Düzenlenen programa AK Parti Kastamonu Milletvekili Fatma Serap Ekmekci, AK Parti İl Başkanı Ahmet Sevgilioğlu, İl Sağlık Müdürü Dr. Fevzi Yavuzyılmaz, Serbest Muhasebeci Mali Müşavirler Odası Onursal Başkanı, Mali Müşavir Yaşar Özdemir, Diş Doktoru Semiha Karahan, Kastamonu Belediye Meclis Üyesi AK Parti Grup Başkanı Necati Atak, İşadamı Zeki Kebeci, Kastamonu Protokolü ve STK temsilcileri, Hasan Kalyoncu Üniversitesi Sahibi Dr. Songül Kalyoncu, Ankara ve İstanbul’dan ve ilimizden davetliler katıldı.

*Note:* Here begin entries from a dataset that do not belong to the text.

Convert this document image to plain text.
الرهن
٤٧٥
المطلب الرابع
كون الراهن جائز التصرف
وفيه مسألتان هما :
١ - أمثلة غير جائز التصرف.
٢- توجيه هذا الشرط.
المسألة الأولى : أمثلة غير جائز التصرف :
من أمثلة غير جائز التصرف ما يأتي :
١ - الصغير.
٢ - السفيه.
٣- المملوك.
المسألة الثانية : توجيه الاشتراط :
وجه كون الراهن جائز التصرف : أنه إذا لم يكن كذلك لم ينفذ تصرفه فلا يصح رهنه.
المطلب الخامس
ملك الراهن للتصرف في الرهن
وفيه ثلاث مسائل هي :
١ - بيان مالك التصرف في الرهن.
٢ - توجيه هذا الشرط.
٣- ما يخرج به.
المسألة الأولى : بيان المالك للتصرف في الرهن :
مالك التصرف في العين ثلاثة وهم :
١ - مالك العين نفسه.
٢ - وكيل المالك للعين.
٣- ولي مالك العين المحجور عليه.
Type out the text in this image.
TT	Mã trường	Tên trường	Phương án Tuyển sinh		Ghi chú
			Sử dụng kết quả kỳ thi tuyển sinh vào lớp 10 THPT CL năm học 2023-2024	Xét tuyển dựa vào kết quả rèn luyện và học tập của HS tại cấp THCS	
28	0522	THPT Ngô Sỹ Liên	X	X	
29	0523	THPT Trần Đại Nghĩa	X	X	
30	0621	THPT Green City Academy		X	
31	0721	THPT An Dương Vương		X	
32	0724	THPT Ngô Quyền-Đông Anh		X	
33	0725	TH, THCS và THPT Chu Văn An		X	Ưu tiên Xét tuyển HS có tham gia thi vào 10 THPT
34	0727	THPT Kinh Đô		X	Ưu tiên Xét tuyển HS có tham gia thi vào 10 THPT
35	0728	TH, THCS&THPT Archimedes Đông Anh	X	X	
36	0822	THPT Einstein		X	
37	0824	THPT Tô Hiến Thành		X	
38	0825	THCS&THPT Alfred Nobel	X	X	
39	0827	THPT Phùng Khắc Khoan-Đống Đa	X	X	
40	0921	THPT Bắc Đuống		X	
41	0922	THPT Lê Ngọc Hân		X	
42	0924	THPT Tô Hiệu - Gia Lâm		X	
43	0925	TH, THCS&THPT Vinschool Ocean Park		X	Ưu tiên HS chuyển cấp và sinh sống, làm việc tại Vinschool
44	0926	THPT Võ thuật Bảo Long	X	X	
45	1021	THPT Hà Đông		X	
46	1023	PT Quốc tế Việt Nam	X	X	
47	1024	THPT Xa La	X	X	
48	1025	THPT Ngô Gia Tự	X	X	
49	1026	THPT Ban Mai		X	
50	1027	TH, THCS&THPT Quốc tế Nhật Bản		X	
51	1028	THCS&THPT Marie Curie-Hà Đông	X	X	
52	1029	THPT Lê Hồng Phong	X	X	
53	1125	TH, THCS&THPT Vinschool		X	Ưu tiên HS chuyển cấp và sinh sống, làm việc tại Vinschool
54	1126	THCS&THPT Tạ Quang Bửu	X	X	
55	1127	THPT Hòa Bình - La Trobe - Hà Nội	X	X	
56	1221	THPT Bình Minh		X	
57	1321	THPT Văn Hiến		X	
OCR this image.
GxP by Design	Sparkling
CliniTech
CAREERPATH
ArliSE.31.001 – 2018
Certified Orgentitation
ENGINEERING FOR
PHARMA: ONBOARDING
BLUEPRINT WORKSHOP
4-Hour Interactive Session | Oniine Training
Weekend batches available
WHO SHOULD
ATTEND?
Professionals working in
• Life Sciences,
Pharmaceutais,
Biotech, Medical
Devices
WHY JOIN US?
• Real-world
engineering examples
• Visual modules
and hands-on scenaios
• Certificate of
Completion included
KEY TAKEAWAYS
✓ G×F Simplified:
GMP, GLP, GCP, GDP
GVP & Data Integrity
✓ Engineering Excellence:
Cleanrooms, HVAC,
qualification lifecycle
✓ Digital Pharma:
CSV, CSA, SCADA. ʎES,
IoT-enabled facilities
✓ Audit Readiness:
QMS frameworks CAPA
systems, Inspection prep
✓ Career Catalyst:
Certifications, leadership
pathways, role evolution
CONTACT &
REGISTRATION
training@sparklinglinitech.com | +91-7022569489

Diş Doktoru Semiha Karahan yaptığı konuşmasında, “Öncelikle beni aradığınız için ve çağırdığınız için çok teşekkür ediyor, hepinizi saygıyla selamlıyorum. Ben kendimi tanıtayım, ben diş doktoruyum. Aynı zamanda Dinler Tarihçisi’yim. Yüksek lisansımı Marmara Üniversitesi İlahiyat Fakültesinde tamamladım. Şimdi ise İstanbul Üniversitesi İlahiyat Fakültesinde Dinler tarihi alanında doktoramı tamamlamak üzereyim. Yüksek lisans tezimde ben Yahudi Siyonizmi çalıştım ve kitabımı 2019 yılında tamamladım. Bu 6 yıllık bir emeğimin karşılığıdır. Yahudi Siyonizmi'ni çalıştım"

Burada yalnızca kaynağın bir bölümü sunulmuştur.